When he was out of sight she began her household chores—the breakfast dishes, beds, dusting. She had brought altogether too many things from the city. Her mother had left seventy years accumulation in the old house, and now it was impossible to lay a book on the table without first moving a figurine, a vase, a piece of delft. Really the place was a clutter of bric-a-brac. Small wonder Gerald had changed toward her. It was not marriage that had changed him—it was this house, and herself settling in it like an old buddha with a bowl of incense in his lap.
A queer thing that this should occur to her only now, she thought. But it was not the first time. She was only now finding a word for it. Nor had Gerald always been this remote. Separating a memory of a particular moment
in their early days, she caught his eyes searching hers—not numbering her years, as she might think were he to do it now, but measuring his own worth in her esteem.
She lined up several ornaments that might be put away, or better, sold to a junkman. But from the lineup she drew out pieces of which she had grown especially fond. They had become like children to her, as Gerald made children of the books with which he spent his evenings home. Making a basket of her apron she swept the whole tableful of trinkets into it.

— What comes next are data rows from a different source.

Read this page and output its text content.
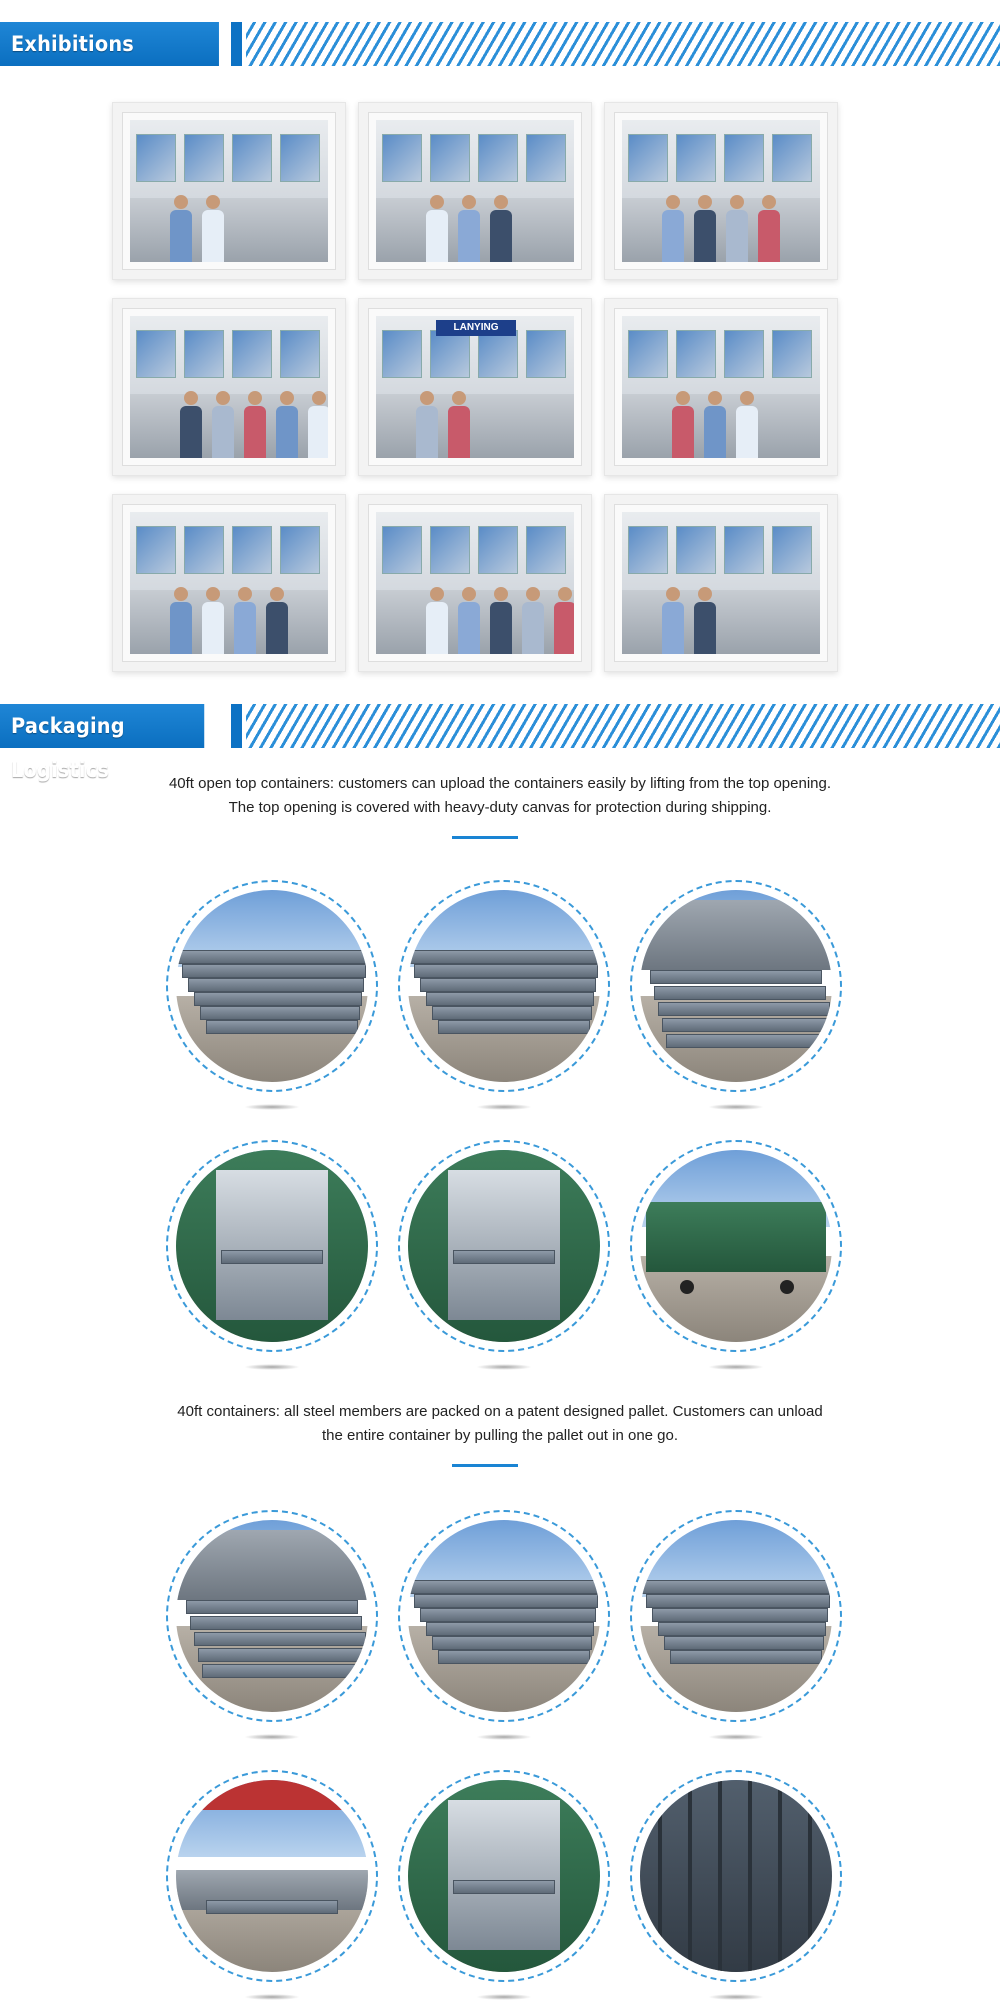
Exhibitions
LANYING
Packaging Logistics
40ft open top containers: customers can upload the containers easily by lifting from the top opening.
The top opening is covered with heavy-duty canvas for protection during shipping.
40ft containers: all steel members are packed on a patent designed pallet. Customers can unload
the entire container by pulling the pallet out in one go.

Without a downward glance, she hurried them to the ashbox in the backyard. Shed of them, she felt a good deal lighter, and with the May wind in her face and the sun gentle, like an arm across her shoulders, she felt very nearly capersome. Across the fence the jonquils were in bloom and the tulips, nodding like fat little boys. Mr. Joyce had unhitched the horse. He saw her then.
“Fine day this morning,” he called. He gave the horse a slap on the rump that sent him into the pasture, and came to the fence.

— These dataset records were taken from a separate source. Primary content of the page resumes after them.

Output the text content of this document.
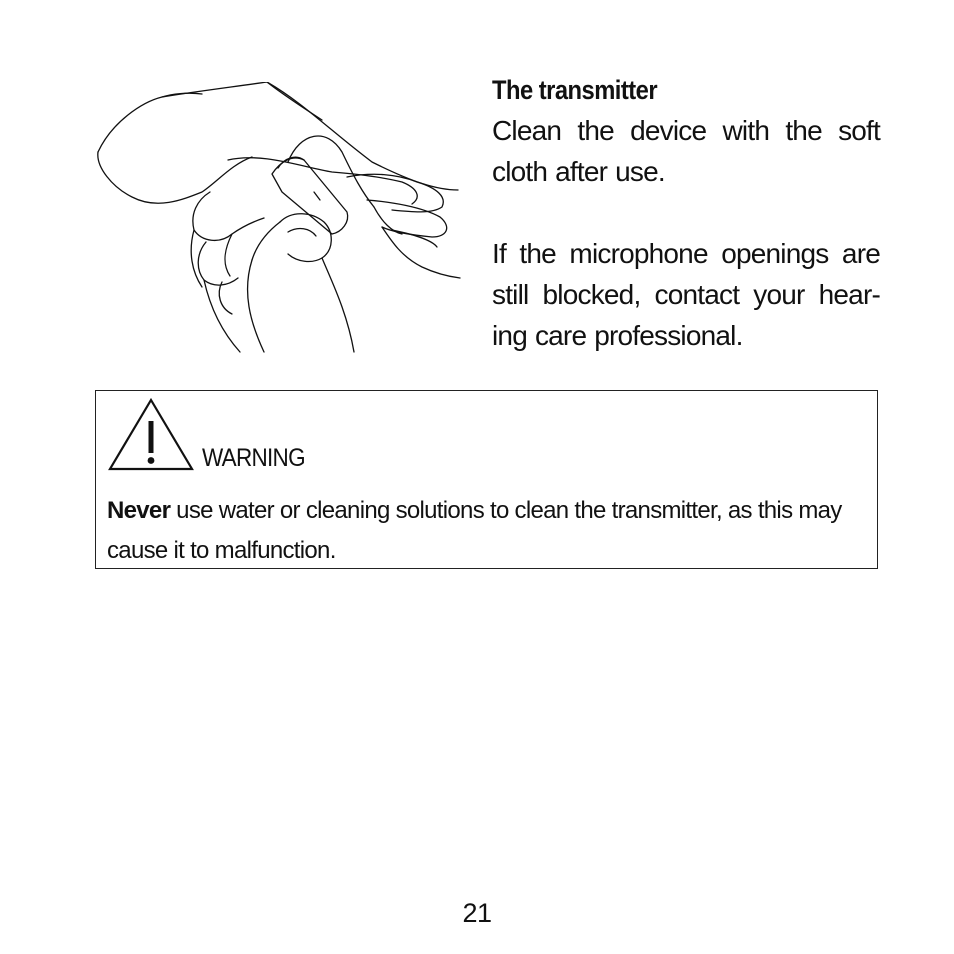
The transmitter

Clean the device with the soft cloth after use.

If the microphone openings are still blocked, contact your hear-ing care professional.

WARNING

Never use water or cleaning solutions to clean the transmitter, as this may cause it to malfunction.

21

“I’m admiring the flowers,” she said.
“Lazy year for them. Two weeks late they are.”
“Is that a fact?” Of course it’s a fact, she thought. A silly remark, and another after it: “I’ve never seen them lovelier, though. What comes out next?”
“Snaps, I guess this year. Late roses, too. The iris don’t sell much, so I’m letting ’em come or stay as they like.”
“That should bring them out.”
“Now isn’t that the truth? You can coax and tickle all year and not get a bloom for thanks. Turn your back on ’em and they run you down.”
Like love, she thought, and caught her tongue. But a splash of color took to her cheeks.
“Say, you’re looking nice, Mrs. Shepherd, if you don’t mind my saying it.”
“Thank you. A touch of spring, I suppose.”